Ich frage mich wirklich, warum man mich vor „immer kürzer werdenden Tagen“ gewarnt hatte. Übrigens kann man sich dafür nur schlecht vorbereiten! Na, was würde man packen? Individuell gäbe es keine Lösung; Gott sei Dank, die Berliner sind viel sozial geneigter als man denkt. Und die haben schon eine Lösung gefunden: das Nachtleben. Wer hat die zauberhaften Geschichten über die Berliner Bars, und Clubs noch nicht gehört? Aber diese Art Nachtleben meinte ich nicht, obwohl auch sie gewiss einem bei den langen Nächten behilflich sein kann. Was ich meinte, war eine andere weniger bekannte Art Nachtleben. Und das, obwohl sie draußen auf den Straßen Berlins ausgeführt wird. Eine Art Nachtleben, die mit Weinachten eng Verbunden ist und nach Süßigkeiten riecht.

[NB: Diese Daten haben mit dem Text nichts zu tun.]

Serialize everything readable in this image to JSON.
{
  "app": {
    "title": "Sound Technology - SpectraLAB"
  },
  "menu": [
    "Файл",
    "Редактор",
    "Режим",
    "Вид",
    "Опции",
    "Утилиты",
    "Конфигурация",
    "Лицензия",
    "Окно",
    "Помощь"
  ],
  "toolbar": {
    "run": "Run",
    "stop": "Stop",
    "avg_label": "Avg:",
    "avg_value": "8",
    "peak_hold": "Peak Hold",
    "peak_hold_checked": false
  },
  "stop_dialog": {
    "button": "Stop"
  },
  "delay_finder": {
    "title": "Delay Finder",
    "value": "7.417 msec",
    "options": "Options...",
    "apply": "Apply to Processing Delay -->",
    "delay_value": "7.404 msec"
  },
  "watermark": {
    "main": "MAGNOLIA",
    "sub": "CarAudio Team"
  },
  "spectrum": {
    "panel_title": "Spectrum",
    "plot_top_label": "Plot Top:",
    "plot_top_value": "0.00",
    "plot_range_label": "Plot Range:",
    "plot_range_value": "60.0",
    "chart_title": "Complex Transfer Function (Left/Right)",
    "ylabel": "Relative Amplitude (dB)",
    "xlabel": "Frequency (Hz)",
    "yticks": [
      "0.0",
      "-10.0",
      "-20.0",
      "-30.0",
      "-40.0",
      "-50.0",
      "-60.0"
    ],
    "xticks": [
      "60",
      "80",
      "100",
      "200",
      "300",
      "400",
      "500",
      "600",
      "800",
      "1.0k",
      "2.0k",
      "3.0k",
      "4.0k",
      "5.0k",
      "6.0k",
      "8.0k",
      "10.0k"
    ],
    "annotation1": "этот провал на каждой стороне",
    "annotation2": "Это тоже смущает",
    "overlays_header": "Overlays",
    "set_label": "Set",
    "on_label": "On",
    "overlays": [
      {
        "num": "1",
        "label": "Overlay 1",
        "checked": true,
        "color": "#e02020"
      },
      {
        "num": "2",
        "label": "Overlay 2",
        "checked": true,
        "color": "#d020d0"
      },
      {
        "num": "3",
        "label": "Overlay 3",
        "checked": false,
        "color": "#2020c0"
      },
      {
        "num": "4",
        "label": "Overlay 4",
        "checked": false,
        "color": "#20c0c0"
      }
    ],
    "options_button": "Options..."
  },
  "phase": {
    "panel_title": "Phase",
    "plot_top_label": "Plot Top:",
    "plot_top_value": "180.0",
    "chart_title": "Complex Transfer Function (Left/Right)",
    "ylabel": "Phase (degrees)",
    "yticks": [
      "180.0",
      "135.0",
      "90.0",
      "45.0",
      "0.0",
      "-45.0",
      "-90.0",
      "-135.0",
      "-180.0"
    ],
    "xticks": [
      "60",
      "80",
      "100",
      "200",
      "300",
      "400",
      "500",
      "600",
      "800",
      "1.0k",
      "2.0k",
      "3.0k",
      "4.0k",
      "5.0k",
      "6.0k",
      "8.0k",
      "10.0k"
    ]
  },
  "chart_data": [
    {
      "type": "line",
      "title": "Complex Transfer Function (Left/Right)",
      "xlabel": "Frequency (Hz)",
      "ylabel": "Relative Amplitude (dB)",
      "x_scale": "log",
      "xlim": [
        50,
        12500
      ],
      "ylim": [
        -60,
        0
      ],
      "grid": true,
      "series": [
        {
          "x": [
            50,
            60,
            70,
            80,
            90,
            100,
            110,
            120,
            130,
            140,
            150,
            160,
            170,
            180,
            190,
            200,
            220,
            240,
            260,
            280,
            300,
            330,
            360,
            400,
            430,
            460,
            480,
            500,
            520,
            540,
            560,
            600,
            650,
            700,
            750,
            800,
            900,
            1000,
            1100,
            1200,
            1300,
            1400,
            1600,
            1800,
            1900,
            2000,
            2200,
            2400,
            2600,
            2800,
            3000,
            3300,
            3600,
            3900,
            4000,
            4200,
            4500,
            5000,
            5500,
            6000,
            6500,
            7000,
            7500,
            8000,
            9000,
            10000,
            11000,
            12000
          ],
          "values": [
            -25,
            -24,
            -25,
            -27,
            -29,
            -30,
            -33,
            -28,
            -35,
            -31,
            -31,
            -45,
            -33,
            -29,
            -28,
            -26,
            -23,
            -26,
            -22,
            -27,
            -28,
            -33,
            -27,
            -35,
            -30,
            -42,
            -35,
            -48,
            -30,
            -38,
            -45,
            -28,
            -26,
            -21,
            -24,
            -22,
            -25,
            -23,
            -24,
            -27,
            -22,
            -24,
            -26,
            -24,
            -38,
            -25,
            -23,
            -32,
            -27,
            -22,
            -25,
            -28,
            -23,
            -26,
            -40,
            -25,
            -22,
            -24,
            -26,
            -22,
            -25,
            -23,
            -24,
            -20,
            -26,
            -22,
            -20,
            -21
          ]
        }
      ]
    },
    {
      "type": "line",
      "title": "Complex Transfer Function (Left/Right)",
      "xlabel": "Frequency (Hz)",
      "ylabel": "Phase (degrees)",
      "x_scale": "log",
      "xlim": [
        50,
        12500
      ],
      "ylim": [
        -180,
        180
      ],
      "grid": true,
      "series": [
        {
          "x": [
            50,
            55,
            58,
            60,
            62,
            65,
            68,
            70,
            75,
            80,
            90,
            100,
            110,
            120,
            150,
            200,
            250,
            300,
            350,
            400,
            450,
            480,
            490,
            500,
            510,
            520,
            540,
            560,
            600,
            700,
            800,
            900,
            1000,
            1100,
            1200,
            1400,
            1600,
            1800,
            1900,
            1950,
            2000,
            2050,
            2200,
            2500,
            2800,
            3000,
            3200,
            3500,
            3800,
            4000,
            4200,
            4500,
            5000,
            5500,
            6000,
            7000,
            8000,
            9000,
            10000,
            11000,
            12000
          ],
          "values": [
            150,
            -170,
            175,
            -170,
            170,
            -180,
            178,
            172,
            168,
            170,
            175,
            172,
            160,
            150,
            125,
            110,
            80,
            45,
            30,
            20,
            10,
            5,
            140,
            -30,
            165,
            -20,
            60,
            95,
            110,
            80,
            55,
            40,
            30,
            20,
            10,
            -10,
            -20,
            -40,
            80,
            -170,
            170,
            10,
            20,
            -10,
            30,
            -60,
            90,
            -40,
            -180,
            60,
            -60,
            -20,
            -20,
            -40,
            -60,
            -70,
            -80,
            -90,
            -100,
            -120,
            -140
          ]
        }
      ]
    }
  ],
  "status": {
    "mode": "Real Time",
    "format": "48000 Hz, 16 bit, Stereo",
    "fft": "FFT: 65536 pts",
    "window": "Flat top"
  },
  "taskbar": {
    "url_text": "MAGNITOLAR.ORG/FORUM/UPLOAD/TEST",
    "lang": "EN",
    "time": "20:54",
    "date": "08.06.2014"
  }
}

Zunächst versuchte ich sie zu vermeiden.

Schon zwei Monate vor Weihnachten wurden kleine hölzerne Buden an jeder Straßenecke aufgebaut. Wie Pilze nach einer stürmischen Nacht, waren sie plötzlich da. Und mit jedem Tag nahm ihre Anzahl zu. Auf Plätzen und Hauptstraßen kamen sie zusammen, dass es einen Monat vor Weihnachten schon Felder voller Weichnachtsbuden gab. Am 20sten November traf meine Mutter für einen dreiwöchigen Aufenthalt in Berlin ein. Die erste Woche lag sie krank im Bett; sie hat sich im Flugzeug von einem Buben anstecken lassen. Jeden Tag musste ich zur Uni gehen. Ich hatte eigentlich geplant die meisten meiner Vorlesungen zu schwänzen. Aber da meine Mutter wegen ihrer Erkältung die Kälte auf den Straßen nicht aushalten würde, entschied ich mich, mit dem Schwänzen zu warten. Ich weiß nicht genau, was meine Mutter in meiner Abwesendheit getan hat. Aber ich kann mir gut vorstellen, zu Hause alleingelassen lehnte sie sich gemütlich in ihrem Bett zurück und schaute aus dem Fenster heraus, auf das Treiben auf den Straßen Berlins.

Dass sie aus dem Fenster herausgeblickt hat, bin ich ziemlich sicher. Denn das erste, worum sie mich bat, als sie sich erholt hatte, war „eine Runde unter den Weihnachtsbuden“; sie gediehen auf der Straße vor meinem Gebäude. Also ein bisschen schwermütig begleitete ich sie eines Abends zu einem Weihnachtsmarkt. Zuerst wollte sie die Weihnachtsbäume ansehen; danach die Süßigkeiten ausprobieren; ein bisschen später, als es kälter wurde, musste sie unbedingt den Glühwein kosten… dabei hatten wir schon studenlang dort verbracht.

Als ich die Kante meines Pappbechers auf meine Lippen preßte und der Dampf des Glühweins meine Brillengläser bedeckte, bemerkte ich, dass auch ich unsere Zeit auf dem Markt genossen hatte… Und was meine Handylosigkeit angeht, habe ich an dem Abend kaum daran gedacht.